A quick peek at a food diary or a run-down of the day's intake does indeed show a feast of snacks and high carb meals, despite a rest day that’s mostly spent on the lounge while any life chores, work, study or family commitments are shelved through overwhelming fatigue.

Often what an athlete is after are tricks and tips, ways to distract from eating or foods that can be swapped for those lower in energy. 

These are massive red flags and for me completely misses the point, or misses the glaring problem: appropriate energy matching. 

It’s actually a pretty easy fix, but for athletes, and particularly endurance athletes is a far too common problem, and one that can quickly lead to performance and health issues.

A  closer look at a training and food diary reveals energy mismatches throughout the week; failing to fuel properly for key sessions, skipping adequate recovery or attempting to get through sessions deliberately under-fuelled to meet body comp goals. 

A reliance on caffeine as an energy hit is also pretty common in these instances. Come rest day and an athlete’s body is in catch up mode and without the immediacy of training to distract – hunger sets in – exacerbated by fatigue and an overload response that sees hormonal and immune function suppressed, both of which have the effect of increased hunger and in particular cravings for short, fast energy hits. 

These habits are a fast path to poor performance. An athlete who is mismatching energy like this fails at almost every front; they aren’t taking advantage of the effort put into key sessions, they aren’t recovering and they’re over-eating on rest days often leading to poor nutrient choices. 

In turn, this means body systems are overly stressed and athlete’s are more likely to get sick, less likely to meet body comp goals, more likely to have abnormal hormonal function and less likely to see training progressions. 

Not many wins in there.

To better match energy levels so that you can function as a human at work, with family and outside of training in general – take a more considered approach to your week. 

It doesn’t need to be complex but key sessions in particular should be accompanied by sufficient fuel before/during/after. For busy athletes, this might even mean chopping into actual training time to give time for meal planning/cooking/eating – a choice that will pay dividends in the long run. 

On days when training demands are higher, or when sessions are all about intensity, plan on having a higher carb meal or snack before, top up as necessary during and don’t skimp on the recovery (the carbs/protein combo). This rule holds true even if you are looking to drop body fat or change body composition.

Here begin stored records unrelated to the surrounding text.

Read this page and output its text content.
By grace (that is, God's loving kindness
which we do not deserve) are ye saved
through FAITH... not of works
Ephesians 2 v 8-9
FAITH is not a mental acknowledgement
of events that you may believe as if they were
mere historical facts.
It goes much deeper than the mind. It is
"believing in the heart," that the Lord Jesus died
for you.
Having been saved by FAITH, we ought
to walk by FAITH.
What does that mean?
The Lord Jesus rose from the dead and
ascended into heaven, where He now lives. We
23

On lighter and recovery days, your attention can focus on nutrient dense options, fill your plate with colour (of the fruit and veg variety) to maximise nutrients and fibre to maintain health as well as optimal cognitive and mood balance.

It’s really easy to forget that for most of us training and racing is secondary to ‘life’. 

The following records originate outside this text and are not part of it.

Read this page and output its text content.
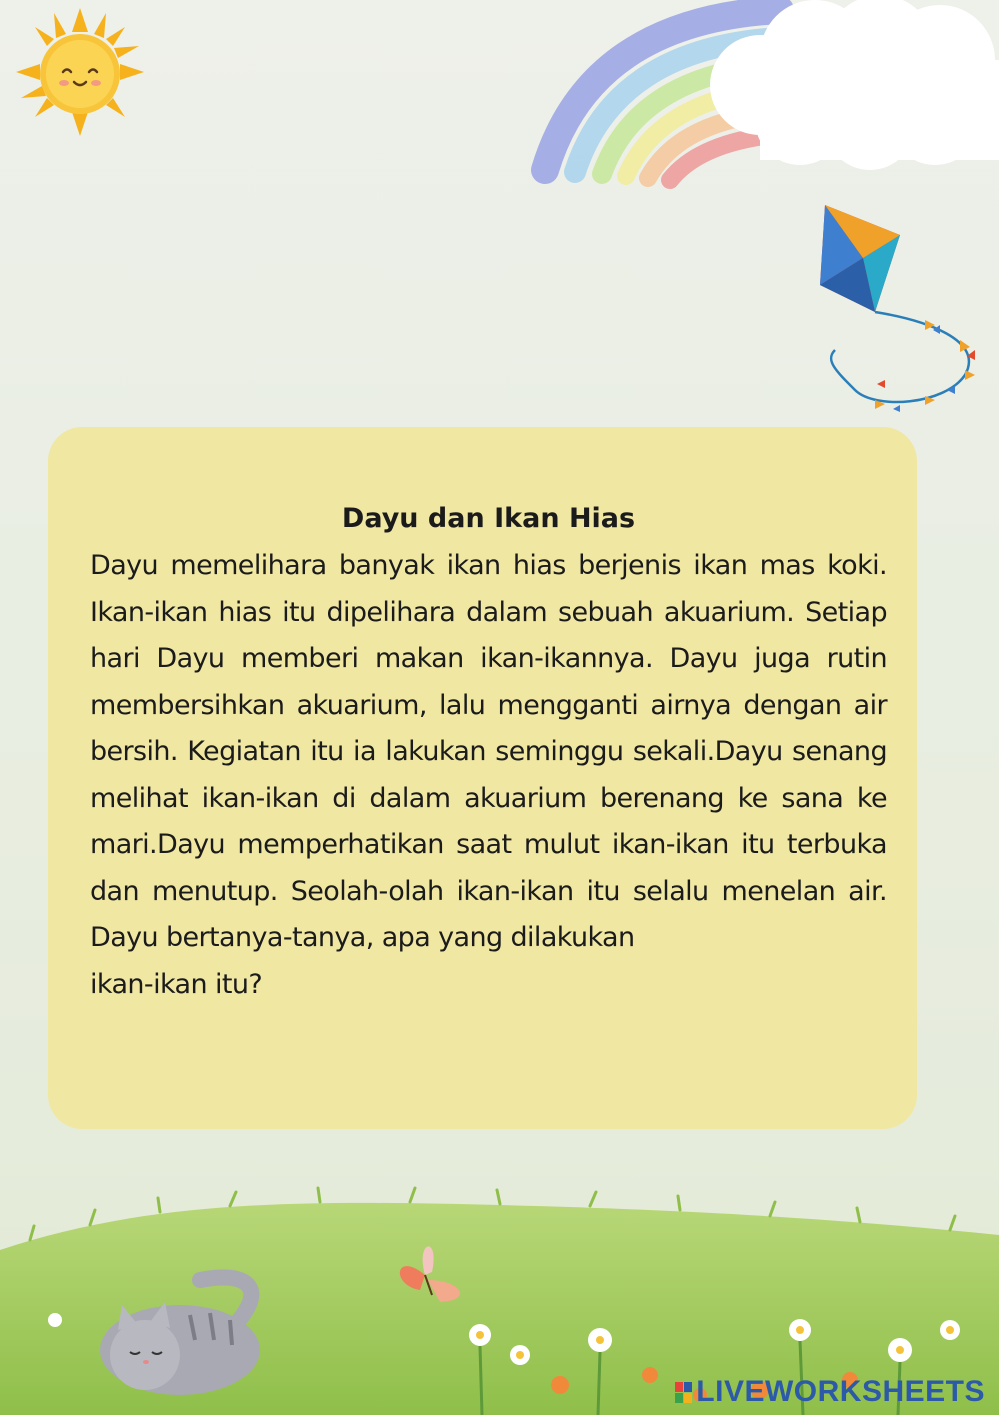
Dayu dan Ikan Hias

Dayu memelihara banyak ikan hias berjenis ikan mas koki. Ikan-ikan hias itu dipelihara dalam sebuah akuarium. Setiap hari Dayu memberi makan ikan-ikannya. Dayu juga rutin membersihkan akuarium, lalu mengganti airnya dengan air bersih. Kegiatan itu ia lakukan seminggu sekali.Dayu senang melihat ikan-ikan di dalam akuarium berenang ke sana ke mari.Dayu memperhatikan saat mulut ikan-ikan itu terbuka dan menutup. Seolah-olah ikan-ikan itu selalu menelan air. Dayu bertanya-tanya, apa yang dilakukan

ikan-ikan itu?

LIVEWORKSHEETS
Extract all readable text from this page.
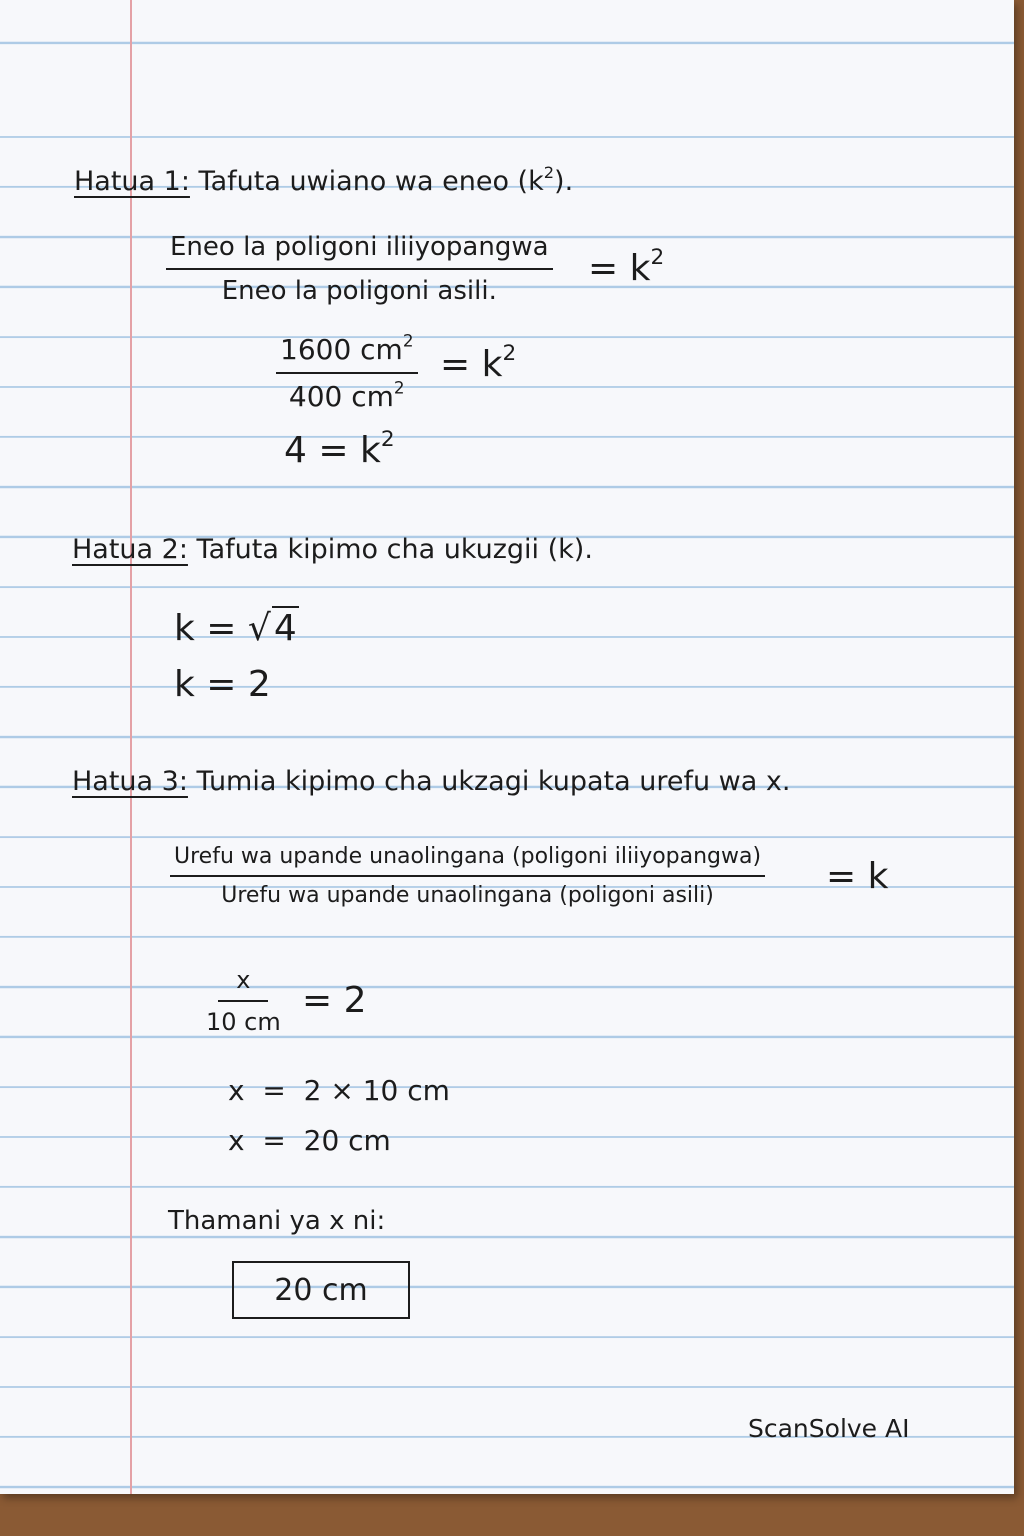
Hatua 1: Tafuta uwiano wa eneo $(k^2)$.
Eneo la poligoni iliiyopangwa
Eneo la poligoni asili.
= $k^2$
$\frac{1600 cm^2}{400 cm^2} = k^2$
$4 = k^2$
Hatua 2: Tafuta kipimo cha ukuzgii (k).
k = √4
k = 2
Hatua 3: Tumia kipimo cha ukzagi kupata urefu wa x.
Urefu wa upande unaolingana (poligoni iliiyopangwa)
Urefu wa upande unaolingana (poligoni asili)	= k
$\frac{x}{10 cm} = 2$
x  =  2 × 10 cm
x  =  20 cm
Thamani ya x ni:
20 cm
ScanSolve AI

Work, family, life, training – they all add up and stress is cumulative – physically, mentally and emotionally. Endurance athletes tend to take a more is better approach, with many amateurs thinking they should or need to train the same number of hours as a pro. 

It’s important to be critical when it comes to training programs, assessing what is essential and what is just logging extra kms unnecessarily (and taking away from other aspects of life). This will be crucial in ensuring you have the energy not only when it comes to the training sessions that matter, as well as race day, but that you have the energy outside of sport for the things that matter.